When he hears my story, he immediately calls the school.

“I just heard something that shocked me, my dear man,” he barked at Iran Zamin’s bureaucrat on the other end. “In our country, we have a problem with people not being familiar with the rules.

“Listen, it doesn’t matter he’s gone to college. Anyone can take the oral exam.

“Tell me, how else would you have him pass the exam if he can’t read the questions?”

Ah, finally! I can almost see the beautiful ray of logic that left the colonel’s mouth, flew past my nose and through the window into the sunshine outside.

The very next instant the colonel switches to customary pleasantries, as if the bureaucrat is his dearest friend. “Let me tell you how dear you are to us. I die for you.” (“.من قربانه شما پشم”)
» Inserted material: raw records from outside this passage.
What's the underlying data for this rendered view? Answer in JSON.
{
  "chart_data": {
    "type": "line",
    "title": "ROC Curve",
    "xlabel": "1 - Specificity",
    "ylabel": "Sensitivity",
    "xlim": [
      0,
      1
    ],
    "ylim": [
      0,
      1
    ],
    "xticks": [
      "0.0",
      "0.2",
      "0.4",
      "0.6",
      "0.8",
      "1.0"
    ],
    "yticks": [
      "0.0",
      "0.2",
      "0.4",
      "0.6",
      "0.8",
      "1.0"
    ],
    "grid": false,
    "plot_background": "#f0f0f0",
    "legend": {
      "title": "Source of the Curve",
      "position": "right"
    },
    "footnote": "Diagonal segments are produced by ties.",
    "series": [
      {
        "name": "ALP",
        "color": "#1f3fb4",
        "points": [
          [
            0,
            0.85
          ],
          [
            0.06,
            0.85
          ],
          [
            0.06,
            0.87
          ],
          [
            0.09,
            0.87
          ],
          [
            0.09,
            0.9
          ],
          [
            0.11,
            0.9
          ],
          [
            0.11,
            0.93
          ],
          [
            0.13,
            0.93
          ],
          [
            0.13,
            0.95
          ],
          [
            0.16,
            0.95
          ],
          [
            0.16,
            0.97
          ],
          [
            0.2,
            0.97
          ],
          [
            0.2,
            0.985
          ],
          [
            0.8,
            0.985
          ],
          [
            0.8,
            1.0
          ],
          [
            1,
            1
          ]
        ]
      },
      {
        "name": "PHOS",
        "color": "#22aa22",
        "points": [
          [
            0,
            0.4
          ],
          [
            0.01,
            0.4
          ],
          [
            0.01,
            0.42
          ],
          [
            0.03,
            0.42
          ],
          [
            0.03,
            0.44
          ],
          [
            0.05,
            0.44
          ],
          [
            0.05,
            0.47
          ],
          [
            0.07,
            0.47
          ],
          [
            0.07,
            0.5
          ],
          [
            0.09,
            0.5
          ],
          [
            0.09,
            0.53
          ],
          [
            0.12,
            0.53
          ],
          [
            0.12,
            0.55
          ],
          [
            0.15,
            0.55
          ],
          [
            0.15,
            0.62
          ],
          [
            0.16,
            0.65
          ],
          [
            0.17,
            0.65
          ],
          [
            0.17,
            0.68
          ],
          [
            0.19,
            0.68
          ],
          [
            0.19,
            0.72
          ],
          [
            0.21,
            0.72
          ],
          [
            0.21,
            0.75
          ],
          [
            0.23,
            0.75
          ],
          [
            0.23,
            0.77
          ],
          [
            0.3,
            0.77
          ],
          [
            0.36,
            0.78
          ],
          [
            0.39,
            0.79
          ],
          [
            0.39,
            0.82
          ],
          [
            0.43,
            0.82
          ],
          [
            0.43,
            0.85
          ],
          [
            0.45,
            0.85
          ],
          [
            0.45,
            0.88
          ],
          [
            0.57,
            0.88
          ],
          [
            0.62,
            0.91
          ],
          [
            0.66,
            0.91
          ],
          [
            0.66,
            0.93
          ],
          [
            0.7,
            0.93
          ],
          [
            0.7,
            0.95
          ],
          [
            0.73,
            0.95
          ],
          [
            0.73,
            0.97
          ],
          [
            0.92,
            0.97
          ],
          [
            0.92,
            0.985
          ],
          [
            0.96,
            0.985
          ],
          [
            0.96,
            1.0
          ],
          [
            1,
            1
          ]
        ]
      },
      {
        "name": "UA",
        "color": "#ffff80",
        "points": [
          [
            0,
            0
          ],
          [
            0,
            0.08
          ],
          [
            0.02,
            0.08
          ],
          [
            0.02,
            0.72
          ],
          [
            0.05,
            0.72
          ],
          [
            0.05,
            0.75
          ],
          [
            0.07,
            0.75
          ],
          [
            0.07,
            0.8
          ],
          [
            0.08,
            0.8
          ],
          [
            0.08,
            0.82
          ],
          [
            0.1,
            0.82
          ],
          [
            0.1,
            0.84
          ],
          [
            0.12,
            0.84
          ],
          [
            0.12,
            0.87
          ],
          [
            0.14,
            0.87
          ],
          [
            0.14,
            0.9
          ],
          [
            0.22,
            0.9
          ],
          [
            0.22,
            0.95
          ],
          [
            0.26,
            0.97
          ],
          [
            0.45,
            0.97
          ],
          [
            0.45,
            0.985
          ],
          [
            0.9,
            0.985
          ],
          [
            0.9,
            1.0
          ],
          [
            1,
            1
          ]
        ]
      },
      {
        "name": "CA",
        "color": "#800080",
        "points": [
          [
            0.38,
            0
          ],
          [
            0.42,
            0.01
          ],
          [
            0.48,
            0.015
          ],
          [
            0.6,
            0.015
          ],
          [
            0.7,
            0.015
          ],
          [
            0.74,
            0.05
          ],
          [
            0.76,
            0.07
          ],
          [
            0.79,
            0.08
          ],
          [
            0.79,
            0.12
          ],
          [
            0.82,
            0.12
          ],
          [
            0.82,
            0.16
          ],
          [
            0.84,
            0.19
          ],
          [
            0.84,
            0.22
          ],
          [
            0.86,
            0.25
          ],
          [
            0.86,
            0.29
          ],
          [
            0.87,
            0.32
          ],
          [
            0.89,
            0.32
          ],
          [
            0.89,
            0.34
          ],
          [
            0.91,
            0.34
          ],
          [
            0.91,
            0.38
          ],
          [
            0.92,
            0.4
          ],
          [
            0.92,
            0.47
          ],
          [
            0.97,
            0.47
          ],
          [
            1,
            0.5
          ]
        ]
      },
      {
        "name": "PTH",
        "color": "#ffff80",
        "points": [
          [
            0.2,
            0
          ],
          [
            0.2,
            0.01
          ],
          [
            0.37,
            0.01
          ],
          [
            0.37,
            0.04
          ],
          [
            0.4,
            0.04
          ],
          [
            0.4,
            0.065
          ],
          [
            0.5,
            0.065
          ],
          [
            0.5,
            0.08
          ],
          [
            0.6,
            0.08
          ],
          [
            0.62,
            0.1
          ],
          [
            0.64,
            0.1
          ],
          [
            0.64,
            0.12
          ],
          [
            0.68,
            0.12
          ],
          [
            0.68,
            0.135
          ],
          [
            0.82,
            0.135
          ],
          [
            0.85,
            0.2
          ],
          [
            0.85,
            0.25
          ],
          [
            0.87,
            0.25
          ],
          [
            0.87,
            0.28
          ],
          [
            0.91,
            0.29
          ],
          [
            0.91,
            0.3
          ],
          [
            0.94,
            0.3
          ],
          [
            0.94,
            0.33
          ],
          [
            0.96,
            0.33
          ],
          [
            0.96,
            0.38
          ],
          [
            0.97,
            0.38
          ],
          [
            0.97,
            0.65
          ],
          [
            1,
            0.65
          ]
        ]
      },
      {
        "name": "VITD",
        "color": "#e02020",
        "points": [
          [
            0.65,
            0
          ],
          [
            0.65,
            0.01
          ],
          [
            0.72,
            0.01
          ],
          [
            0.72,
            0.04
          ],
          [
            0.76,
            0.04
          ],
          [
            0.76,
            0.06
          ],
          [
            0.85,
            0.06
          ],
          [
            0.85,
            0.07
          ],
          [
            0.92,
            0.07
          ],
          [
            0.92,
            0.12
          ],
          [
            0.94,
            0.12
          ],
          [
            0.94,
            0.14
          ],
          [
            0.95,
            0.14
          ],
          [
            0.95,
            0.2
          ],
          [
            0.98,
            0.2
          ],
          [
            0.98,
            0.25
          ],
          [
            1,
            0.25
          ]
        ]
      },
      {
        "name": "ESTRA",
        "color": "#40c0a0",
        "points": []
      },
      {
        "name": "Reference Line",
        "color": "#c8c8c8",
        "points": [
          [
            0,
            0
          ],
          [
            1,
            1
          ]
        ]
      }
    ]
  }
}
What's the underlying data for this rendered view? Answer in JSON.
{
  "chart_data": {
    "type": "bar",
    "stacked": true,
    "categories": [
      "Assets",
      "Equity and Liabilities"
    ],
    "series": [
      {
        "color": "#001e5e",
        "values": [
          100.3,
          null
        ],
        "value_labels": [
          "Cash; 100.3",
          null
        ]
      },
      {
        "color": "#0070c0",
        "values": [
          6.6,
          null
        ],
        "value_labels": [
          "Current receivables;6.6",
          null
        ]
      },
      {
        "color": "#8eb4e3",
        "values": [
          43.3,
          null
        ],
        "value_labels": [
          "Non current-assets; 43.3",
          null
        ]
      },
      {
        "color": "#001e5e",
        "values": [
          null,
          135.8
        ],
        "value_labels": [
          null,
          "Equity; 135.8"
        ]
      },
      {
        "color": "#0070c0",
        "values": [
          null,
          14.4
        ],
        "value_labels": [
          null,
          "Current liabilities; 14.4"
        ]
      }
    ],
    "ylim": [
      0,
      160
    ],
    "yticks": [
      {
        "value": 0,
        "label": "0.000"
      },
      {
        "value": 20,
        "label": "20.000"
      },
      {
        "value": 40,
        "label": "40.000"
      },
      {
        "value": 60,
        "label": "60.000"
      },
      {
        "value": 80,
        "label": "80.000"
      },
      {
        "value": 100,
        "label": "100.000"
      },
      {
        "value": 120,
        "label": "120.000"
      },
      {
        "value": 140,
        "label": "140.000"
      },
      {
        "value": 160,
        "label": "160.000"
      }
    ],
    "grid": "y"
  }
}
I leave the police station a happy man because this time I am going to have a fighting chance at passing the driver’s exam.

It’s warm outside. The sun is shining because it rained all night and cleared out a lot of the smog that ordinarily blocks the sky.

At the crosswalk, I hold my breath and begin tiptoeing my way across, dodging drivers rushing past with not so much as a tiny tiny acknowledgement that there’s a crosswalk or a human life is centimeters away.

Once again I swear some of them are aiming for me. It’s paranoia, I am told, every newcomer goes through.